El expresidente de Estados Unidos, Donald Trump, se encuentra en el centro de una batalla legal de gran magnitud ante la Supreme Court of the United States (Corte Suprema) tras su decisión de imponer aranceles generalizados y renegociar acuerdos comerciales. Un caso emblemático en esta disputa aborda si Trump excedió sus facultades al utilizar la International Emergency Economic Powers Act (IEEPA) para aplicar impuestos a las importaciones sin aprobación expresa del Congreso.
De acuerdo con informes especializados, los aranceles anunciados por Trump formaron parte de una estrategia más amplia de presión comercial sobre varios socios de Estados Unidos, incluidos México y Canadá, buscando corregir lo que él describía como “relaciones comerciales injustas”. La Corte de Apelaciones ya falló que la mayoría de esos gravámenes eran ilegales porque el ejecutivo actuó más allá de sus competencias, aunque los aranceles siguen vigentes mientras se deciden las apelaciones.
La relevancia de este conflicto radica en tres ámbitos principales. Primero, pone en entredicho el equilibrio constitucional entre el Poder Ejecutivo, que promueve la política exterior y comercial, y el Poder Legislativo, que tiene la facultad de autorizar gravámenes e impuestos. La sentencia de la Corte de Apelaciones afirmó que ninguna ley contempla explícitamente que el presidente imponga aranceles de esta naturaleza, por lo que esa prerrogativa recae en el Congreso. Segundo, el caso afecta las relaciones comerciales globales: los socios y aliados de EE. UU. observan con preocupación que los cambios de reglas de juego puedan generar inestabilidad, represalias o interrupciones en cadenas productivas. Tercero, el resultado podría redefinir la geopolítica del comercio internacional, al sentar precedentes sobre hasta dónde puede llegar un presidente en materia arancelaria sin respaldo legislativo.

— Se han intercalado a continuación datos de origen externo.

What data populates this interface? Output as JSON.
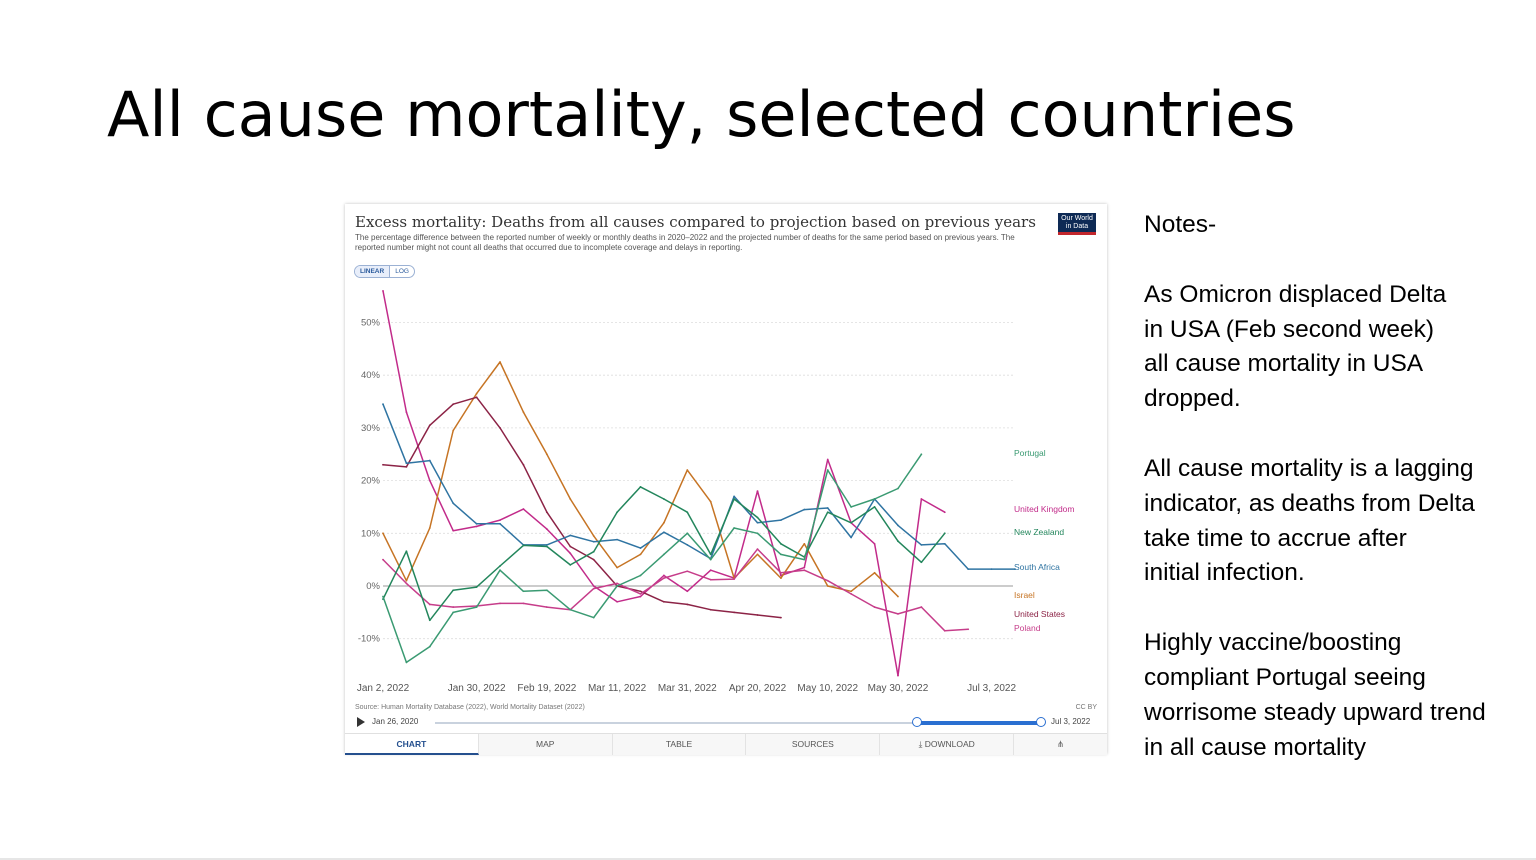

En concreto, los productos afectados eran importaciones de múltiples países que enfrentaban nuevos gravámenes de hasta el 25 % o más, así como la eliminación de tratados o la revisión de acuerdos existentes. El secretario de Comercio de EE. UU., Howard Lutnick, afirmó que a pesar de las decisiones judiciales contrarias, los aranceles “no van a desaparecer” y que la administración prepara otras herramientas legales para sostener la estrategia.
Para México, Canadá y otros países exportadores, la situación representa un doble desafío: defender sus derechos bajo los tratados vigentes y adaptarse a un entorno en el que la amenaza de aranceles puede reaparecer de manera impulsiva. Ese escenario implica tanto ajustes diplomáticos como nuevas dinámicas de negociación comercial.
La Corte Suprema, por su parte, tendrá que resolver si valida el fallo de instancias inferiores o si acepta argumentos del Ejecutivo para mantener ciertos aranceles. El desenlace no solo definirá la suerte de los gravámenes vigentes sino que podría delinear el margen de maniobra de los futuros presidentes en política comercial. En el fondo está en juego no solo la autoridad del mandatario sino la propia arquitectura institucional del comercio exterior estadounidense.
La expectativa entre analistas es que la decisión final de la Corte llegue en los próximos meses y que, hasta entonces, los aranceles sigan vigentes o en suspensión interina. El resultado definirá si Washington puede recurrir de nuevo a medidas unilaterales en materia comercial o si debe volver a depender del Congreso para acciones de gran impacto.